セガ(東京・品川)の人気ゲーム『ぷよぷよ』シリーズは、どんな人でも楽しめるゲーム作りに力を入れている。最新作の『ぷよぷよeスポーツ』では、「色ちょうせい」と「スピード調整機能」の2つのアップデートを実施。色やゲームスピードを工夫し、色覚多様性やシニアなどに配慮して、より多くの人々が快適に遊べるようにした。

◇  ◇  ◇

『ぷよぷよ』シリーズは、「ぷよ」と呼ばれるキャラクターを題材にした落ち物パズルゲーム。1991年にゲーム制作会社のコンパイルが開発し、その後さまざまなゲーム機で販売。98年にセガが権利を取得し、開発・販売している。2021年にシリーズ発売30周年を迎えた。

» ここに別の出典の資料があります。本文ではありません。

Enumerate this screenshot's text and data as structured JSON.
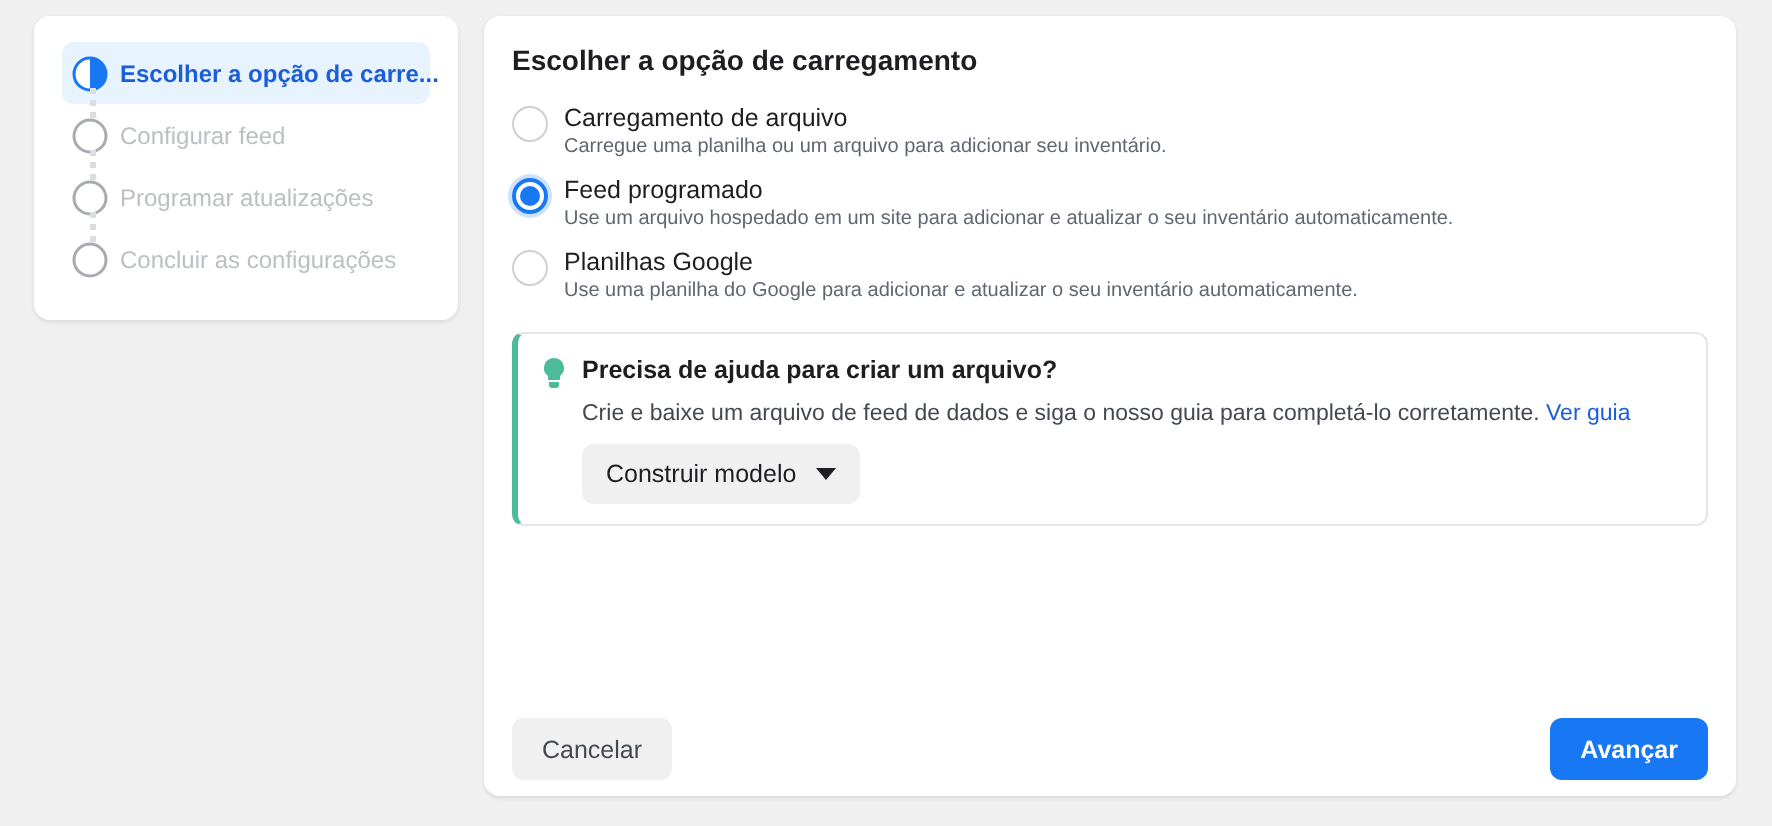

ゲームのルールは「同じ色のぷよを集めて消していく」というシンプルなもの。積み方を工夫して「連鎖」を繰り返していくことで、より高度な戦いを楽しめる。22年現在、アプリやゲームソフトの販売本数、DL数、アーケードなどのプレーID数は、シリーズ全体の合計で3770万本/ID/ユーザーを達成した(注)

(注)累計販売本数は1998年以降にセガから販売されたタイトルのみ集計。Free to PlayタイトルのDL数を含む

ユーザー同士の大会なども頻繁に開催されており、eスポーツとしても人気だ。22年にセガが承認したぷよぷよ関連のeスポーツの大会は約280件だった(22年1~7月の累計数、新型コロナ禍の影響で実施できなかった大会も含む)。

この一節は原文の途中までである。